I need to prove the following:
1) Let f ∈ F(A,B). Prove that if f is bijective, so is f-¹
2) Let f ∈ F(A,B) and g ∈ F(B,C). prove that if f and g are invertible so is gf and that (gf)-¹ = f-¹g-¹
3) Let A,B, and C be nonempty sets, and let f ∈ F(A,B) and g, h ∈ F(B,C)
a) prove that if f is surjective and gf=hf, then g=h.
b) Give an example in which gf=hf, but g ≠ h
I'm completely lost on those 3. Any help would be appreciated.
Let f ∈ F(A,B). Prove that if f is bijective, so is f-¹
Your notation looks a bit weird to me. Is that exactly from a question? What normal notation would be:
Let f:A⇒B. Prove that if f is bijective, so is f-¹
Well, we know that f is a function. Since f is a map:
For every element a∈A, there must exist a b∈B such that f(a) = b.
Applying an inverse to both sides, we get:
f-¹(f(a)) = f-¹(b)
a = f-¹(b)
For all a and some b. Thus, f-¹ must be onto.
Now let f-¹(b1) = f-¹(b2) for any b1, b2 in B. Since f is 1-1, f(f-¹(b1)) = f(f-¹(b2)). But f(f-¹(b1)) = b1 and f(f-¹(b2)) = b2. So b1 = b2. Thus, f-¹ is 1-1.
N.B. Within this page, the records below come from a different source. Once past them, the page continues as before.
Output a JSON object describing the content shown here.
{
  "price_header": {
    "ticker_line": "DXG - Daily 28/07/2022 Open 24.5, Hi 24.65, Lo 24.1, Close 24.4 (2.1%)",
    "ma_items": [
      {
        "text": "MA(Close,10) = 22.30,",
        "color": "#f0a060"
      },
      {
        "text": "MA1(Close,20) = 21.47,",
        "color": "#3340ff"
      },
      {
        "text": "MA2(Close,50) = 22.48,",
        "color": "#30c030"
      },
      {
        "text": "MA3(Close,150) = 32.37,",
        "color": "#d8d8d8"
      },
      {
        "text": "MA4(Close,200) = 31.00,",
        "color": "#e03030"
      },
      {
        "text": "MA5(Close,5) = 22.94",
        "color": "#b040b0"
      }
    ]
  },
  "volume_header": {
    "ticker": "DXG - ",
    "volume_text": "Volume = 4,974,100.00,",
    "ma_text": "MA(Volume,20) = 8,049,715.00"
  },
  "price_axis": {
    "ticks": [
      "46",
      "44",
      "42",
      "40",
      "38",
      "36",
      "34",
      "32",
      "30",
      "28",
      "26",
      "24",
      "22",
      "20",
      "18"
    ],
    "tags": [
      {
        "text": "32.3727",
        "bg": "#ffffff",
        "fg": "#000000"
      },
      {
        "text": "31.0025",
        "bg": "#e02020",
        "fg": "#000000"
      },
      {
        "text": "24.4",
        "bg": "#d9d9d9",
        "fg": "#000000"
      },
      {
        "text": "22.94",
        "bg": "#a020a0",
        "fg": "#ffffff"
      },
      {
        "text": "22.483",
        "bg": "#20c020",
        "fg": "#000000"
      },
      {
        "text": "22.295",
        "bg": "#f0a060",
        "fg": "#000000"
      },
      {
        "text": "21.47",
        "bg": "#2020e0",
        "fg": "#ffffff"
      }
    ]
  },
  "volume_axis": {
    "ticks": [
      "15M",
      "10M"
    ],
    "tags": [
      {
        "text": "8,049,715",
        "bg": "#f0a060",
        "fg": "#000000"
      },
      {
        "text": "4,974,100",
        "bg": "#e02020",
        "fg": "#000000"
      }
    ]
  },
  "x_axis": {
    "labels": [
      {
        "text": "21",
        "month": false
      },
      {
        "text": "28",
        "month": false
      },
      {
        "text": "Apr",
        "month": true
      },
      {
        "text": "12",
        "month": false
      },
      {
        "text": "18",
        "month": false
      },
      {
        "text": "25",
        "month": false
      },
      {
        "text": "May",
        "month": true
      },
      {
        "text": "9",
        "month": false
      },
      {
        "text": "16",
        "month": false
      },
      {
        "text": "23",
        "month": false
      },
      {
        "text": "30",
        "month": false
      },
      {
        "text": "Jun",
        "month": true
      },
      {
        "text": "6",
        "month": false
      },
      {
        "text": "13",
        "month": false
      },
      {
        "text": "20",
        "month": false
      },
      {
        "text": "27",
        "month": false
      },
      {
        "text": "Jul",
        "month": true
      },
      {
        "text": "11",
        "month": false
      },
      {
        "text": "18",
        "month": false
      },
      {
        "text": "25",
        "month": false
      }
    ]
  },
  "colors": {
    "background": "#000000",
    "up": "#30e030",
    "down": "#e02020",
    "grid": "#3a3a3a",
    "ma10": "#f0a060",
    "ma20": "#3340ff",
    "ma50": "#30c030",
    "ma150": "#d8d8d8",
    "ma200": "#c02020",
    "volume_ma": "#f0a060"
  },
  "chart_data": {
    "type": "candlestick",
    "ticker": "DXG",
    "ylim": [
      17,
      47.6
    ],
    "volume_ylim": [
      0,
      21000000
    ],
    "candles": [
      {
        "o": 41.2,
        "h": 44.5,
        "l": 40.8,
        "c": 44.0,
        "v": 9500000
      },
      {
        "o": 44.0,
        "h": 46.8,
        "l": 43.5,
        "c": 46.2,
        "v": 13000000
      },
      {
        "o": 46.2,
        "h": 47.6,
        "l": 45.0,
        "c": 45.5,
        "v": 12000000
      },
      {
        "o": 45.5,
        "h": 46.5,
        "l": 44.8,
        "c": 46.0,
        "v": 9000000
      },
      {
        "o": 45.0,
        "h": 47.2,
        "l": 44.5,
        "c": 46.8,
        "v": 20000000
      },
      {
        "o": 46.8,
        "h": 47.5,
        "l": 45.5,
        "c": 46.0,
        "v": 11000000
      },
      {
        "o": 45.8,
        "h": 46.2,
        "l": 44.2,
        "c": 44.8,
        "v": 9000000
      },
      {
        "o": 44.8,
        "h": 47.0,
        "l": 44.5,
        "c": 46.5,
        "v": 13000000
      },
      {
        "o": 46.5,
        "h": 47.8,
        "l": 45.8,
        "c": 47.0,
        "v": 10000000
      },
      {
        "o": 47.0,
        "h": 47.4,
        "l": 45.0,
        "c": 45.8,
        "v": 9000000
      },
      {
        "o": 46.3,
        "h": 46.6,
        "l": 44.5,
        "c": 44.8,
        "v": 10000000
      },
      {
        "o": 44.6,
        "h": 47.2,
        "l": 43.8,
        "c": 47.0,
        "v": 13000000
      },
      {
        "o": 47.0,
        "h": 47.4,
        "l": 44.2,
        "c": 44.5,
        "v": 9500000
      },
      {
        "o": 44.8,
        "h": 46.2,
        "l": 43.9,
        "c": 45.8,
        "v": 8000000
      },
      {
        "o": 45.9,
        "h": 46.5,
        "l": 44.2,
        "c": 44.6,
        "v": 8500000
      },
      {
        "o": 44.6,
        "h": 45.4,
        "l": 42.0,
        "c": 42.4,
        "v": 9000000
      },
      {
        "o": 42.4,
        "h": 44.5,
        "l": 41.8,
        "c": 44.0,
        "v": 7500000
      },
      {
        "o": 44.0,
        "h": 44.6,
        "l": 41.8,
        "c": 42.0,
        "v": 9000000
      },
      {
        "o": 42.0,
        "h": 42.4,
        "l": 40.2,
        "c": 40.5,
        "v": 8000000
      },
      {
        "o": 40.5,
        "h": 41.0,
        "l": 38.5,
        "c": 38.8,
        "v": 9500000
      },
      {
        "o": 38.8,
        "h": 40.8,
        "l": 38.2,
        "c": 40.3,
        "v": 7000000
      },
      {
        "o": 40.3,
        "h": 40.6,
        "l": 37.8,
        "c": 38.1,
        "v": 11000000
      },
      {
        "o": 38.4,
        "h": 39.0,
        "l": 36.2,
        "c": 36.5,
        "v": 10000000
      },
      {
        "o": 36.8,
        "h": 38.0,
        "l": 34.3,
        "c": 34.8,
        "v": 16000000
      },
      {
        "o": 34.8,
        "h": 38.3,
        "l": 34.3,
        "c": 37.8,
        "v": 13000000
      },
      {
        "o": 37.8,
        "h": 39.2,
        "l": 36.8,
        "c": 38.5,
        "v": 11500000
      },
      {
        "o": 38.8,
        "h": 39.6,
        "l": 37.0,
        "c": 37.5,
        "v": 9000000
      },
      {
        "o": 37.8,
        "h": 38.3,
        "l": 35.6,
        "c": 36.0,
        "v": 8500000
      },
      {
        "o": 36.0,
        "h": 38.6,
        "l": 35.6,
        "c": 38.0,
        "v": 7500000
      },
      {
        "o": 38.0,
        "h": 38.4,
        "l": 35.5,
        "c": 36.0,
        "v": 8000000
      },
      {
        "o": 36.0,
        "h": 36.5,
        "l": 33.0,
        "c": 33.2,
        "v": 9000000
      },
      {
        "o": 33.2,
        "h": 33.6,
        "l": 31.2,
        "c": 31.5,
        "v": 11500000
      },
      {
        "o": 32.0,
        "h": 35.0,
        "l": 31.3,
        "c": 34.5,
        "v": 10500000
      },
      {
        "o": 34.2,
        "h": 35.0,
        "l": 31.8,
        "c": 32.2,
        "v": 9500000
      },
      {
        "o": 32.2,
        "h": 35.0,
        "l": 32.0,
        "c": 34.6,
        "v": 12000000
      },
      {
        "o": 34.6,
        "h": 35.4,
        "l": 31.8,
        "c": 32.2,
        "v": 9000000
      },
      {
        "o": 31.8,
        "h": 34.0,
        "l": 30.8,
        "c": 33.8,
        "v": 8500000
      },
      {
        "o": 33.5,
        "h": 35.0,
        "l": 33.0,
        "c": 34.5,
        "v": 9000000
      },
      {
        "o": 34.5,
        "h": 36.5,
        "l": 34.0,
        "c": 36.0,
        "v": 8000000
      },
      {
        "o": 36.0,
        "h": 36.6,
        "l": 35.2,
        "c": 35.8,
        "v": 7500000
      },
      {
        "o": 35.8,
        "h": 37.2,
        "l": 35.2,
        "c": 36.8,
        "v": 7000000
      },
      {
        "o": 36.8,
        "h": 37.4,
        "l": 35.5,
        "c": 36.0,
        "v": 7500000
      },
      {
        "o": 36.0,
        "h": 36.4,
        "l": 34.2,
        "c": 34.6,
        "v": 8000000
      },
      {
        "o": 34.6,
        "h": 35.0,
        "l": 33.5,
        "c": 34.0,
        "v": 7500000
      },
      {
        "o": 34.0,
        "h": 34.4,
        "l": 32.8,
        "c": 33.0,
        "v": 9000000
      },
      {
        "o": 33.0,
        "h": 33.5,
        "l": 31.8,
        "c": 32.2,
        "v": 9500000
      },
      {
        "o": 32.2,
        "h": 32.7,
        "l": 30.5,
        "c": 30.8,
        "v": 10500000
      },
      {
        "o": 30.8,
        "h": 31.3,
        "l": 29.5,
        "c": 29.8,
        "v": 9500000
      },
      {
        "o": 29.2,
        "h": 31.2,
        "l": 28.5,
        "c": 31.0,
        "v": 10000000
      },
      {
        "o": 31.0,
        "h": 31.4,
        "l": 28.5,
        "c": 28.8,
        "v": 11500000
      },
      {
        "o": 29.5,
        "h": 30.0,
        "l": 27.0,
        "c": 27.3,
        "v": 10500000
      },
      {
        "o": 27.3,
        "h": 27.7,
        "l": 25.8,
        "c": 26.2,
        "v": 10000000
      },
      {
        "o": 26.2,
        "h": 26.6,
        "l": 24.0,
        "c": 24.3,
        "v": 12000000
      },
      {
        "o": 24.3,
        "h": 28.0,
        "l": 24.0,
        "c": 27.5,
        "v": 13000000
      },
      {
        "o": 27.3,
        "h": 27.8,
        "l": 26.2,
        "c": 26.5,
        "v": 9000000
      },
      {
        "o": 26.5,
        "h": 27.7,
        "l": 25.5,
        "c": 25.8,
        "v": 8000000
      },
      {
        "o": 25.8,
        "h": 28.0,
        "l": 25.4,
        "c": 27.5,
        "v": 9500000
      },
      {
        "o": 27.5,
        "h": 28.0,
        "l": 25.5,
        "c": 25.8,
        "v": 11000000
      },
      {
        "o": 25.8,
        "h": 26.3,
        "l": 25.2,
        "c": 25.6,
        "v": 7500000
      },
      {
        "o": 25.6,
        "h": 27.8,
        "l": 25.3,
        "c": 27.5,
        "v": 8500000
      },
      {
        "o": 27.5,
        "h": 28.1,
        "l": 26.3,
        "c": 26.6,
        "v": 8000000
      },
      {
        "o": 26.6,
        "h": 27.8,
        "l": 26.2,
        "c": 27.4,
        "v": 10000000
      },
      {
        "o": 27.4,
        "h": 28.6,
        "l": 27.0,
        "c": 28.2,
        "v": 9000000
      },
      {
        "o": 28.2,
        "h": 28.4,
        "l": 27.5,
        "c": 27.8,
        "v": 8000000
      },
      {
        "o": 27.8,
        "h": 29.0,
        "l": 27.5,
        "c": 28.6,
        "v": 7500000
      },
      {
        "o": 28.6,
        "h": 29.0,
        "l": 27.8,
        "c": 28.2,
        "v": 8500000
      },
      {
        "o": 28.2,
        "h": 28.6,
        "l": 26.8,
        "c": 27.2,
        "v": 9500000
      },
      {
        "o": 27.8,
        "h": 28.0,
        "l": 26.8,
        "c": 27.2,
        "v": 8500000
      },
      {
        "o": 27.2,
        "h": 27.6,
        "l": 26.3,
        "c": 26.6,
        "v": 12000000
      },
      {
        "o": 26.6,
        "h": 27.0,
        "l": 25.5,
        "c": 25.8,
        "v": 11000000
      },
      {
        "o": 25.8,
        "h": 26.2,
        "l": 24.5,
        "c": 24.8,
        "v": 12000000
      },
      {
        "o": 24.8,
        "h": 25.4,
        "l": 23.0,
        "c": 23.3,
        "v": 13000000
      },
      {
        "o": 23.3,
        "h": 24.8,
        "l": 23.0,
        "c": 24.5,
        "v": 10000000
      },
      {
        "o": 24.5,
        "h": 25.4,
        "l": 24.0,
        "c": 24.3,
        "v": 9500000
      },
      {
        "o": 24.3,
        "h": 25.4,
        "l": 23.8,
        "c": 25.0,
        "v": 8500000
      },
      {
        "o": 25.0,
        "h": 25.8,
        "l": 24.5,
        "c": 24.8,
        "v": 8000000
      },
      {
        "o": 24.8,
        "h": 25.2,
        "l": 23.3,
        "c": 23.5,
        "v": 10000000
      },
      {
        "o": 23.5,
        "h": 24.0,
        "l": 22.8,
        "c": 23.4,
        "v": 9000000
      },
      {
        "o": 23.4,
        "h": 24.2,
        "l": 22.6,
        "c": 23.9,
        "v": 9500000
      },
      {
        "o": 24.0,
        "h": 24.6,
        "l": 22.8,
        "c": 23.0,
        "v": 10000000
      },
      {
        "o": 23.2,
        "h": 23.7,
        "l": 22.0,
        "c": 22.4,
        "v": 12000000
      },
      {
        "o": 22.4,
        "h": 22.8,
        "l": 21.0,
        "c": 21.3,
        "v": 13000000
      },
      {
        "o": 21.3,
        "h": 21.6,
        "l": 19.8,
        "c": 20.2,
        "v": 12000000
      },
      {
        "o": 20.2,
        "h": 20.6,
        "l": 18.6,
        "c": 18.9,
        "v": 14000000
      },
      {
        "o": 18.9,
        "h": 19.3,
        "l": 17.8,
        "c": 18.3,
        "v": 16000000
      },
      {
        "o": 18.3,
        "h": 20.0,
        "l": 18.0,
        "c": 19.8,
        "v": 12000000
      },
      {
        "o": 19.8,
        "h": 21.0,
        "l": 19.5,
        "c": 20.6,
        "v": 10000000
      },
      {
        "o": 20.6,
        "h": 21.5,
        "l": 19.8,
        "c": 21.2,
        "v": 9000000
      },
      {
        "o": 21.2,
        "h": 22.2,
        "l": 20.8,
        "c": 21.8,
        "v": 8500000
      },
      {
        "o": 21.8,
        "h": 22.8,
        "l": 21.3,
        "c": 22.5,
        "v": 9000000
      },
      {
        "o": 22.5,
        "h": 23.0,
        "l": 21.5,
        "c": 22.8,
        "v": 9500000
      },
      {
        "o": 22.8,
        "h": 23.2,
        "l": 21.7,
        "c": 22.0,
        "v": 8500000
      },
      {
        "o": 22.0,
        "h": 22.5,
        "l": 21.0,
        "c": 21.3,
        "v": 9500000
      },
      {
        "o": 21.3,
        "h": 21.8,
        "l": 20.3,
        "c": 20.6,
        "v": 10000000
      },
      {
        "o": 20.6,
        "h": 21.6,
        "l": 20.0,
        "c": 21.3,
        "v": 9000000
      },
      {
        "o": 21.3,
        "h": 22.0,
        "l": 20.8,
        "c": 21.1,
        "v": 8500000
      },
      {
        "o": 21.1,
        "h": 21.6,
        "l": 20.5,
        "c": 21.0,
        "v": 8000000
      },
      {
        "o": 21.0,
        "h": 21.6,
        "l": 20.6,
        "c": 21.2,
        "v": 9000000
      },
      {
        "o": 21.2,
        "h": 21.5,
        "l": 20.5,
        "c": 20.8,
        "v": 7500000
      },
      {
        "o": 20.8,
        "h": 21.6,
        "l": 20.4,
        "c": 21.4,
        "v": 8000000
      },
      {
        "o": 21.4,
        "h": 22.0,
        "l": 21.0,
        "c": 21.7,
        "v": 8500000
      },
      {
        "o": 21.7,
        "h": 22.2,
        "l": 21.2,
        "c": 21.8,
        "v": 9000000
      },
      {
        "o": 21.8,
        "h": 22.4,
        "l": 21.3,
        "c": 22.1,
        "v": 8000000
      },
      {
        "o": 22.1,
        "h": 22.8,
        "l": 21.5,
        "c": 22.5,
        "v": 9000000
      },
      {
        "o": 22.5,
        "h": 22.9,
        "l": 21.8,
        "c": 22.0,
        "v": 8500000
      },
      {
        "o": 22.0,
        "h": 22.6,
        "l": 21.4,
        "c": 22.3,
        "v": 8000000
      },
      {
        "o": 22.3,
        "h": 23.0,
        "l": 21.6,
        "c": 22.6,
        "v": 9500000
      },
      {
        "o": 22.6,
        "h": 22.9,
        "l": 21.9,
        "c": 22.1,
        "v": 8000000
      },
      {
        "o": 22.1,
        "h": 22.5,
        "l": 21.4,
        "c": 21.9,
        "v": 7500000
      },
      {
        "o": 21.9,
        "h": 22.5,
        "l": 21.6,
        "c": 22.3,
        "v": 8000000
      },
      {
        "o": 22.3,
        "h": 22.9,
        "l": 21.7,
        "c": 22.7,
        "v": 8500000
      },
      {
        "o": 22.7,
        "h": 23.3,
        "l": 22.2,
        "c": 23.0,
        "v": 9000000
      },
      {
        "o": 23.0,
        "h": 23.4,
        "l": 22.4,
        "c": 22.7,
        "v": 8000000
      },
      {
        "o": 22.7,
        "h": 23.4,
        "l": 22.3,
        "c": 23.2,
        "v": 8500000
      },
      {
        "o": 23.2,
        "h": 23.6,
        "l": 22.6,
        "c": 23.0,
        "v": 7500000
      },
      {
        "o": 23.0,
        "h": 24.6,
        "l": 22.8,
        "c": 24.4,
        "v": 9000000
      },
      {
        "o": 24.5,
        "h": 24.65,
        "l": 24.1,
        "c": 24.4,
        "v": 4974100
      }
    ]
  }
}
Let f ∈ F(A,B) and g ∈ F(B,C). prove that if f and g are invertible so is gf and that (gf)-¹ = f-¹g-¹
Notice how you can go from A->B and then from B->C. But remember, that f and g are invertible, so you can go from B->A and from C->B. Use this, and show that if an element is in C, then the element must correspond to some element in A.
Try this, and if you can get it, the thrid should become much easier.
"In the real world, this would be a problem. But in mathematics, we can just define a place where this problem doesn't exist. So we'll go ahead and do that now..."
f ∈ F(A,B)
I think that this notatin is very weird too.
I accept that it may mean
and it's the logicest.
But it may mean that f is 2-argument function with first argument from A and second from B.
Kazy must reply.
IPBLE: Increasing Performance By Lowering Expectations.